Public Provident Fund
First introduced in India in 1968, the Public Provident Fund (PPF) was designed to encourage small contributions for investment and return. Over the years, the PPF has emerged as a popular investment vehicle for individuals looking to accumulate retirement funds while also reducing their yearly taxes.
Under section 80C of the Income Tax Act, 1961, the PPF interest and maturity amounts are completely tax-free, making it an attractive option for taxpayers looking to maximise their savings. However, it’s important to note that annual investments exceeding Rs 1.5 lakh will not earn interest and will not be eligible for tax savings.
National Pension Scheme
This investment cum pension plan by the Indian Government is open to any Indian citizen between the ages of 18 to 70 years. Subscribers of the NPS are eligible for tax benefits under Sec 80 CCD (1), which is capped at Rs. 1.5 lakh under Sec 80 CCE.

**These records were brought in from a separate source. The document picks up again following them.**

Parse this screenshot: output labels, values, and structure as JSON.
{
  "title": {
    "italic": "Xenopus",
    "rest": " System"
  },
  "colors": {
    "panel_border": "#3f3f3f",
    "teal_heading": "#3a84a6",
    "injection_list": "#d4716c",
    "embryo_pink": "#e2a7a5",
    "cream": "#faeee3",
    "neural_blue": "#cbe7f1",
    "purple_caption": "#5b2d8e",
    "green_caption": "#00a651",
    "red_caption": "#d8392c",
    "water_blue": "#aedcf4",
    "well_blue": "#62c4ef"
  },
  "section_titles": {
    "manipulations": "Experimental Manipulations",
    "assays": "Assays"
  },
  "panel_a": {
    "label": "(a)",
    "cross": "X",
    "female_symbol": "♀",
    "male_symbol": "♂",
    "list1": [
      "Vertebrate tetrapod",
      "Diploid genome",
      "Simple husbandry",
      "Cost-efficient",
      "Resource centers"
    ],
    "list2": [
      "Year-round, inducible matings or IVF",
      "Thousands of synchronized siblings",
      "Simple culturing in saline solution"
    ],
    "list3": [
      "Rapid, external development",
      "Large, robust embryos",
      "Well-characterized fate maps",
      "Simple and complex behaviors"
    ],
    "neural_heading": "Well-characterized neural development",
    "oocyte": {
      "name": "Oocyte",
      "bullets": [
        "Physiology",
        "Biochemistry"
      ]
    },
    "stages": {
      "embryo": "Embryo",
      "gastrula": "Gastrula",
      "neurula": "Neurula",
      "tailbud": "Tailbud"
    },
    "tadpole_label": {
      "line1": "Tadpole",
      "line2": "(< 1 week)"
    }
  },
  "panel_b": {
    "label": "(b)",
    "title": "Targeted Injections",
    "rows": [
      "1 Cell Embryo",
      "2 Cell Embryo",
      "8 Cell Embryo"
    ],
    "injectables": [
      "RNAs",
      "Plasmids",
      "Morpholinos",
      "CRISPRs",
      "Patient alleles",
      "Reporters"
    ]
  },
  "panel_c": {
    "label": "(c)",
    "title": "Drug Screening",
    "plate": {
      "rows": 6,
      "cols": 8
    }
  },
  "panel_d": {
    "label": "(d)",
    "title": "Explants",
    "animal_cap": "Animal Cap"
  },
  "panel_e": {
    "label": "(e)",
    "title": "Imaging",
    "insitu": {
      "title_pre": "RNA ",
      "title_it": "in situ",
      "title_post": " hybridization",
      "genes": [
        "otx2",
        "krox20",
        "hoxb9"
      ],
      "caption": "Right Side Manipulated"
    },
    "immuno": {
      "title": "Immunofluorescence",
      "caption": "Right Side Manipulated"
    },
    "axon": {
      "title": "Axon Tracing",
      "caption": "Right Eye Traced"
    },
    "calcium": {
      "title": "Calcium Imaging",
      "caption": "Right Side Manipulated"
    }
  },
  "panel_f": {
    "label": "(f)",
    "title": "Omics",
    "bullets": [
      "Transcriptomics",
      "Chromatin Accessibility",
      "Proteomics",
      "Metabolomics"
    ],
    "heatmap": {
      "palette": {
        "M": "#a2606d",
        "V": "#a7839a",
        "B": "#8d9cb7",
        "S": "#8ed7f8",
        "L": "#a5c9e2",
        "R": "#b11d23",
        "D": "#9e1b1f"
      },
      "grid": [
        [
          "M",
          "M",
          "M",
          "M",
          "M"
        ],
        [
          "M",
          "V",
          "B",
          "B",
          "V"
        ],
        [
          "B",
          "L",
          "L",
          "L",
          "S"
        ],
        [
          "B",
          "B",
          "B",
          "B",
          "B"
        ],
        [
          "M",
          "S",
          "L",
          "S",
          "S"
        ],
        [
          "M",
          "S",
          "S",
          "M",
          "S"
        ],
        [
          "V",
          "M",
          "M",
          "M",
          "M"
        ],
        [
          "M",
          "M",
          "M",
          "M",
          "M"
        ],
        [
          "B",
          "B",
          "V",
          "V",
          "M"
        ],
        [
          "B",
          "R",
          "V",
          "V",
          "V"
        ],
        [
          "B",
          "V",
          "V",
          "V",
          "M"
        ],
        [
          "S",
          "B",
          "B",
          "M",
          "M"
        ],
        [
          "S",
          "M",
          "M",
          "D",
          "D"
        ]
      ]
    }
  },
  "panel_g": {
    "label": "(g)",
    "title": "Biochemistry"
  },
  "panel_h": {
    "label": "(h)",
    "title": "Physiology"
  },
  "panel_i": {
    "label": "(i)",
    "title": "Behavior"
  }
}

However, NPS subscribers can also claim an additional deduction for investments up to Rs. 50,000 in their Tier I accounts, exclusively under subsection 80CCD (1B). This deduction is in addition to the Rs. 1.5 lakh available under section 80C of the Income Tax Act, 1961. It’s important to note that tax benefits are only applicable for investments made in Tier I accounts.
Investments made through tax-saving FDs qualify for tax savings under section 80C of the Income Tax Act, making them an attractive option for individuals looking to reduce their tax burden.
Tax-saving FDs are also considered a safer investment choice compared to equity-based tax savings options since they are debt investments. With a lock-in term of just 5 years, tax-saving FDs offer a relatively short-term investment option with the added bonus of a monthly interest payout option.